We now have lots of evidence about the changes proposed in the Health and Social Care Bill which will push the NHS towards a system resembling the USA’s. People within the NHS are desperately worried about the Bill ( see for example the Royal College of GPs survey of over 2500 GPs published last week in which nearly all of them thought bill should be withdrawn or go to http://abetternhs.wordpress.com/faq/ for a clear statement of the evidence about the Bill.)
This letter contains links to just some of the evidence compiled over the past year (you can click on them to find out more. Please will you spread the word to as many people as you can. The more people know what’s being done to the NHS, the greater the chance of minimising the damage.
We also want lots of people to write to their MP. You could ask why the Secretary of State is still holding out on the House of Lords by not revealing the contents of last year’s “Transition-Risk Register” a Department of Health report that was drawn up over a year ago to show the risks of continuing with the Bill? The Risk Register has never been released, despite two instructions from the Information Commissioner to do so. Why are such relevant facts being withheld from the Lords, from parliament and from the rest of us? What’s being hidden? Perhaps the Risk Register agrees with the available evidence, most recently cited by OECD, that the proposed changes may actually reverse the recent progress made by the NHS and make things worse.
Many believe that the competition of a market system improves health care. In fact the reverse is probably true, as research overwhelmingly shows. For instance, there is an incentive in market systems to do unnecessary work. In the US system, which is the most similar to the one we seem to be moving to, The Economist estimates that 10%-12% of all 2009 health care expenditure went on unnecessary treatment. Privatised systems also require higher management and transaction costs (e.g. for billing). Believe it or not, international comparisons show NHS management costs to be among the lowest.
Of course our current system has its problems, but what country’s doesn’t? We keep hearing how bad UK cancer care is, for example, compared to other countries. Yet outcome measures have improved markedly in the last decade. Another example: a recent OECD report showed that the decline in avoidable mortality in the UK was the second fastest of all industrialised countries. A 2011 study shows that the NHS was among the most cost-effective healthcare systems among 17 countries (the USA was among the worst). Another shows that satisfaction with the NHS is at an all-time high.
It’s strange, then, that the media and politicians feed us the opposite picture with a constant stream of stories about the NHS’s flaws. Is that because a cornerstone of the government’s argument for pushing the Bill through is the NHS’s allegedly poor outcomes?

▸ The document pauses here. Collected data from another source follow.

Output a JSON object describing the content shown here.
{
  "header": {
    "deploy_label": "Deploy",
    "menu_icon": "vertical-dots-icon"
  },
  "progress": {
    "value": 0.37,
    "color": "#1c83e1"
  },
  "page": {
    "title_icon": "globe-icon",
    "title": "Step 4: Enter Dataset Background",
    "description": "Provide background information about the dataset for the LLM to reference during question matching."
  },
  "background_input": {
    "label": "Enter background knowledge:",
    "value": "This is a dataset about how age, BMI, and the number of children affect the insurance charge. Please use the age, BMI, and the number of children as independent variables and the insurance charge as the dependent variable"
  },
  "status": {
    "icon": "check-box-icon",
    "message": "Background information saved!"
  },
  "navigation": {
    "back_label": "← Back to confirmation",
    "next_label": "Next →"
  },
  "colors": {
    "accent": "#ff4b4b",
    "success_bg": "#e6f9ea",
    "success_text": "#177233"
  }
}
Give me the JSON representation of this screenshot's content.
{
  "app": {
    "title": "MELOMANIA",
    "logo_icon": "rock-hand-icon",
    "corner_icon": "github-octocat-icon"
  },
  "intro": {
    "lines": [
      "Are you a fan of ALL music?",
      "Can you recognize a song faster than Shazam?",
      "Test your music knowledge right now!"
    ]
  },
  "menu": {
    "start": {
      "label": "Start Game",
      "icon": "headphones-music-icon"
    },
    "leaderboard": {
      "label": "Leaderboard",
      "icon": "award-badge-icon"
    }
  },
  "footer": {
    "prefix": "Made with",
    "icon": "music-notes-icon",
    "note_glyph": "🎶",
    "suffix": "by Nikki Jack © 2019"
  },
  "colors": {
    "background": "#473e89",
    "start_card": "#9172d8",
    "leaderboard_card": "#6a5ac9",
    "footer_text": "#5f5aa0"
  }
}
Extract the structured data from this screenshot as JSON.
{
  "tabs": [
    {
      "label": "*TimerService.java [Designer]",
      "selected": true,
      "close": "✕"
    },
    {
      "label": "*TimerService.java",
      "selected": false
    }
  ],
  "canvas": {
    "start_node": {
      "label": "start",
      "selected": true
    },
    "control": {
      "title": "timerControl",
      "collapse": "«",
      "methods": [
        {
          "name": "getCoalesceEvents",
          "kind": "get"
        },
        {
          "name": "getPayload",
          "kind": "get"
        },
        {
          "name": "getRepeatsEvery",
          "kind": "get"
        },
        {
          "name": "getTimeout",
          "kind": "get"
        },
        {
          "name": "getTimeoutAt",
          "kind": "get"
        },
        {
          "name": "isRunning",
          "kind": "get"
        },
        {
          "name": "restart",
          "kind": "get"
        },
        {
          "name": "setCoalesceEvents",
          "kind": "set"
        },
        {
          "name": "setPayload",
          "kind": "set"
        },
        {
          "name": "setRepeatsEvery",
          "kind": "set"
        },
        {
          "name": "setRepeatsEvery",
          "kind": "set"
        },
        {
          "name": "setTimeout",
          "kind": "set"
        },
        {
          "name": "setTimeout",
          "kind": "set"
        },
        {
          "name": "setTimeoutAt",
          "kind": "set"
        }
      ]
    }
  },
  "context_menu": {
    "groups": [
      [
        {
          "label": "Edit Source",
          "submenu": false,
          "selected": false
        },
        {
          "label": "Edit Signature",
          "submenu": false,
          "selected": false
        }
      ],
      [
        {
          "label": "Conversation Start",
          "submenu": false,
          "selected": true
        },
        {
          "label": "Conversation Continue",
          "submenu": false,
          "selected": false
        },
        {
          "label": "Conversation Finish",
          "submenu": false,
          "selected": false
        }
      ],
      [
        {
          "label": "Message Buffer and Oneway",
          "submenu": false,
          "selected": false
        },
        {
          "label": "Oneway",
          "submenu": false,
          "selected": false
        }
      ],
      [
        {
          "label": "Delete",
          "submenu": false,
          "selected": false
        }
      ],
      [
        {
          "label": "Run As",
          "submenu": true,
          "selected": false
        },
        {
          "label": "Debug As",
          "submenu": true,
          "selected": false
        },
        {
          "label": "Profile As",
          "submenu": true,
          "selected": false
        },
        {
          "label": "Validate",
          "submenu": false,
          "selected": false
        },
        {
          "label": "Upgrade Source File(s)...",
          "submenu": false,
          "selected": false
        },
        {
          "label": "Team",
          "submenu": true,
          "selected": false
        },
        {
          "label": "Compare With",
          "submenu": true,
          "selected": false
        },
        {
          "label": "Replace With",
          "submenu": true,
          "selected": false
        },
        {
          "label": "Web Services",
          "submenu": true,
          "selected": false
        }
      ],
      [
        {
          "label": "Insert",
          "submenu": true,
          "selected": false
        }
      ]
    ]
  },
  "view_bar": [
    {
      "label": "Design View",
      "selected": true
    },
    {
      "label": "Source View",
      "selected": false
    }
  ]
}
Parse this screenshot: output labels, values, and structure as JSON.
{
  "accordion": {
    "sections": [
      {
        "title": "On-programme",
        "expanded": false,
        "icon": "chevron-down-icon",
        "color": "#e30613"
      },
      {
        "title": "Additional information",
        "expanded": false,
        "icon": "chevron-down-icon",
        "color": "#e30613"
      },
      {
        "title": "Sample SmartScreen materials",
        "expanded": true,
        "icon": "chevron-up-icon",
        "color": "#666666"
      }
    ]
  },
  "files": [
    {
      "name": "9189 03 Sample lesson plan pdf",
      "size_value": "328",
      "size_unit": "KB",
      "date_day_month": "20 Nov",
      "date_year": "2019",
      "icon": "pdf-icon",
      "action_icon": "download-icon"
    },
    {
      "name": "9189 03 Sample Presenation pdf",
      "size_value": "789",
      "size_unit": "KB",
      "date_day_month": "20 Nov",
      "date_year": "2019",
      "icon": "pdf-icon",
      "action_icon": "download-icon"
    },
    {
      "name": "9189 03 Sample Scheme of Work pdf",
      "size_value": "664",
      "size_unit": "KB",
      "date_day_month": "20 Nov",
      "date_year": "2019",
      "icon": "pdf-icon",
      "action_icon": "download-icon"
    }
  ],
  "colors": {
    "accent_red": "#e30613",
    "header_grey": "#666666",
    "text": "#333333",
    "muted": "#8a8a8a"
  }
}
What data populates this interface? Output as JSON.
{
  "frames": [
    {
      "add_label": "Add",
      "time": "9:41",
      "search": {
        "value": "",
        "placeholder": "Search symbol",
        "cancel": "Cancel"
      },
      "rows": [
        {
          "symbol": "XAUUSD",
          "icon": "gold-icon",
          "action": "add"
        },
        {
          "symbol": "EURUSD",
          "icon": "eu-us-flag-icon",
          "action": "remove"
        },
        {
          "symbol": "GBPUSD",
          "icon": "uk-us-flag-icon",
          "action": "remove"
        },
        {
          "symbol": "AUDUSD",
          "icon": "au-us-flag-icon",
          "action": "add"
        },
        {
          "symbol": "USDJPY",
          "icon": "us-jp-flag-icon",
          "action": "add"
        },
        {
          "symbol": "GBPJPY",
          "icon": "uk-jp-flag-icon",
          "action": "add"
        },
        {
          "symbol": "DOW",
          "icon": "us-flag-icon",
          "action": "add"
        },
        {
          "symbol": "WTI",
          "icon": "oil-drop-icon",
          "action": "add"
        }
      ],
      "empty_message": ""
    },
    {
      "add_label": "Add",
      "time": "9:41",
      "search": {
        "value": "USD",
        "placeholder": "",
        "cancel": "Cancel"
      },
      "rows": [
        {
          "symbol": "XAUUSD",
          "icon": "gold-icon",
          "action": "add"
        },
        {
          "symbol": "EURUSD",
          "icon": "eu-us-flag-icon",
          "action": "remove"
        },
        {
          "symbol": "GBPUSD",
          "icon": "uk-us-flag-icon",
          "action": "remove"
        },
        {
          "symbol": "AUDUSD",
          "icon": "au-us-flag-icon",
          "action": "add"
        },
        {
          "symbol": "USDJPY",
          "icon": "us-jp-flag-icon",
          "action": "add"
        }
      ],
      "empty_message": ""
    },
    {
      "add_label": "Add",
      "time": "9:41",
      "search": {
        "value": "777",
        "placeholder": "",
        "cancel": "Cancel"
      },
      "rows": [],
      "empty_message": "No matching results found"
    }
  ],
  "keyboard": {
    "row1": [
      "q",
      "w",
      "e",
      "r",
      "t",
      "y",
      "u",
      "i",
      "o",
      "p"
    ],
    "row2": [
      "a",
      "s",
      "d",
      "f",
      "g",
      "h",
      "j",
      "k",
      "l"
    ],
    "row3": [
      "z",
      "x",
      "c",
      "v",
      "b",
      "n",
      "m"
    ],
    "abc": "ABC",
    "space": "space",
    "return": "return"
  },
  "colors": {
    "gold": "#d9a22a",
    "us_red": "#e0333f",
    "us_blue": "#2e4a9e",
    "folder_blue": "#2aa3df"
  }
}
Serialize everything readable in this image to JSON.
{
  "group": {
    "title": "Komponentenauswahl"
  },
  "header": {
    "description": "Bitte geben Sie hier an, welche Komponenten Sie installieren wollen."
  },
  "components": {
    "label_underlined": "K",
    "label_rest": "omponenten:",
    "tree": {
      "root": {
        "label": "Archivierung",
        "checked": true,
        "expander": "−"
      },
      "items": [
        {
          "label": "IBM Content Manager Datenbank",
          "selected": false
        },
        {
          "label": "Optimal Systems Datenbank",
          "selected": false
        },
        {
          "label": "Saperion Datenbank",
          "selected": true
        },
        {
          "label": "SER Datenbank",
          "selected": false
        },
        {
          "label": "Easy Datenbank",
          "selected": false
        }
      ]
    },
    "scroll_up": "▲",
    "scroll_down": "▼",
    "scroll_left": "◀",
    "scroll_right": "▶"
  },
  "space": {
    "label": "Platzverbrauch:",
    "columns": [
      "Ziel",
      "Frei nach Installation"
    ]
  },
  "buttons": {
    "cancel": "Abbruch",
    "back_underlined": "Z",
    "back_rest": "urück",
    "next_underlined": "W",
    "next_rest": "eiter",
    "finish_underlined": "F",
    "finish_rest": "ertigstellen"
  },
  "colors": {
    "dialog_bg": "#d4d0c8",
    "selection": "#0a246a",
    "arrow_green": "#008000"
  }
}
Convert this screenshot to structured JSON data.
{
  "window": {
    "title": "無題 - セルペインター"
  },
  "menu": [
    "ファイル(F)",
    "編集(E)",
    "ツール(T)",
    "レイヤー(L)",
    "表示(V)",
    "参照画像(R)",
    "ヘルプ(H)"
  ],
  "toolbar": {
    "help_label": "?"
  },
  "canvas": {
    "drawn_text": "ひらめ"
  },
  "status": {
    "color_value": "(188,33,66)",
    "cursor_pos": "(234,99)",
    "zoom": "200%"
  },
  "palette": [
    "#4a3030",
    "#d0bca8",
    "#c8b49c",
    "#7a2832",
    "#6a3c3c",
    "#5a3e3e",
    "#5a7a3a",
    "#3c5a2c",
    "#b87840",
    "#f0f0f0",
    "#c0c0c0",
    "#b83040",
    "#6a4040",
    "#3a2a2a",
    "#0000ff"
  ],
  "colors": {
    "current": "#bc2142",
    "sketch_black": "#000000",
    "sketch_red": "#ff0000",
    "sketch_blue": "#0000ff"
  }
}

They say that the Bill will put GPs in charge of commissioning health service on behalf of their patients (e.g. drawing up contracts with the local hospitals). But the GPs new Clinical Commissioning Groups (CCGs) will need help to do that. Many are turning to private consultancies to get that help. Some of that commissioning support is to be delivered by insurance companies, potentially the very same insurance companies that have had such a malign influence on healthcare in the USA. As you may know, quite apart from 50.7 million US citizens who can’t afford the premiums, US insurers ruthlessly ration care, limit doctors’ clinical freedom and often use the small print to refuse to pay out. It seems that these companies are positioning themselves to run large parts of the NHS in future. Is this really what we want?
We were not given an opportunity to vote on this massive change to our NHS. But we may be able to stop it if enough people take a stand. If losing our NHS makes you as worried as me, please pass the message on in any way you can. Feel free to copy parts of this letter to friends, your MP and anyone else you think needs to know.
It’s not too late to stem the damage.